While all selective serotonin reuptake inhibitors have the same effect on brain chemicals, they differ in terms of the side effects, drug interactions, and the amount of time they remain in the body. In a study, those with OCD who took an SSRI showed a significantly decreased occurrence of relapse between the 24th and 52nd week of treatment than those who received a placebo, notes The National Center for Biotechnological Information. Additionally, 70% of people with OCD benefit from medication, and experience a 60-70% reduction of symptoms, says The International OCD Foundation.
Benzodiazepines are known as anxiolytic sedatives, as they enhance the actions of the neurotransmitter GABA, which slows down areas of the brain that produce anxiety, helps slow down racing thoughts, provides feelings of calmness, and acts as a muscle relaxer. Xanax is a widely known treatment for OCD, along with Valium and Klonopin. GABA also. The majority of benzodiazepines take effect in a matter of hours, and last for different amounts of time, depending on which type you are using to control your signs of OCD. Benzodiazepines are not recommended as a long-term OCD medication, as they can have serious negative side effects, and are physically and psychologically addictive.

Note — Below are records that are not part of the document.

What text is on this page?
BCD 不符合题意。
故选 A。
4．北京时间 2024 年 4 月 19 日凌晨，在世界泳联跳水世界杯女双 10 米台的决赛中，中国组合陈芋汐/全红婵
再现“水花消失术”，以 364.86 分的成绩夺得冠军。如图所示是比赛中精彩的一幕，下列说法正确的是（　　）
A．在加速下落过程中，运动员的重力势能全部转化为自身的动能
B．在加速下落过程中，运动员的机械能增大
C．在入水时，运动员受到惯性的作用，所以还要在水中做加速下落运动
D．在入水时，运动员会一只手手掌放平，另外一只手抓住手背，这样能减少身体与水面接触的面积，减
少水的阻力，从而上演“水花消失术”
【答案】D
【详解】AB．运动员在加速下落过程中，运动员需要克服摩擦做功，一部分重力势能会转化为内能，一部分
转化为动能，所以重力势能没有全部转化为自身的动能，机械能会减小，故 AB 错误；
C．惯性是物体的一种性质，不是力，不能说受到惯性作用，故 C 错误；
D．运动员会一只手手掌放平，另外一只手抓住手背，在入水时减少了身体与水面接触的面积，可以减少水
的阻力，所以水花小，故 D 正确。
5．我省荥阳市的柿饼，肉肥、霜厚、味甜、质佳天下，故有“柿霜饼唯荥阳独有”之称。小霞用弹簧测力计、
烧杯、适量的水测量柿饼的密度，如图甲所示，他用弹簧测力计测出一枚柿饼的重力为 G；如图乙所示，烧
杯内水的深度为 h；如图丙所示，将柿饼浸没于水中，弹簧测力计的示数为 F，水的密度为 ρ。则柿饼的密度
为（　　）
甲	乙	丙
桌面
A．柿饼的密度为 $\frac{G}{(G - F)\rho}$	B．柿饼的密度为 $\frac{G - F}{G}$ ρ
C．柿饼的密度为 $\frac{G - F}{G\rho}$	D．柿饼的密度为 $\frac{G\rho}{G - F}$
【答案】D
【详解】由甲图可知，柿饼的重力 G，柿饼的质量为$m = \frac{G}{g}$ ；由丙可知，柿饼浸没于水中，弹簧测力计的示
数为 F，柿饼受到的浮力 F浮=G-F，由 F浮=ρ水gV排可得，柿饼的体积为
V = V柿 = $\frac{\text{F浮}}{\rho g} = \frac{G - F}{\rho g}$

Buspirone is an anxiolytic mild tranquilizer that works by activating serotonin activity in the brain. It is traditionally used to treat generalized anxiety disorder, but has been shown to be useful as a treatment for OCD, as well. It is particularly useful when used in combination with Prozac, specifically if you are not responding sufficiently to it (or another SSRI) on its own.
Sometimes, you may find that no OCD medication is helpful for alleviating your symptoms. If this is the case, there may be other options available. Deep magnetic transcranial stimulation (deep TMS) is one of these potential options. Deep TMS is a new technology that uses electromagnetic pulses delivered via a helmet filled with coils to stimulate areas of the brain that are involved in producing signs of OCD. Thus far, researchers have determined that this procedure is safe and well tolerated by the majority of people. In a study, those who received deep TMS treatment for OCD showed a symptom decrease of 28%, versus 5% for those who had a placebo treatment, says Medscape.
Obsessive-compulsive disorder is a disruptive condition that makes living a normal life difficult. There are multiple types of medications available to treat symptoms of OCD, each having different effects on the brain. Antidepressant, anxiolytics, and sedatives are common classes of medication used to alleviate OCD symptoms.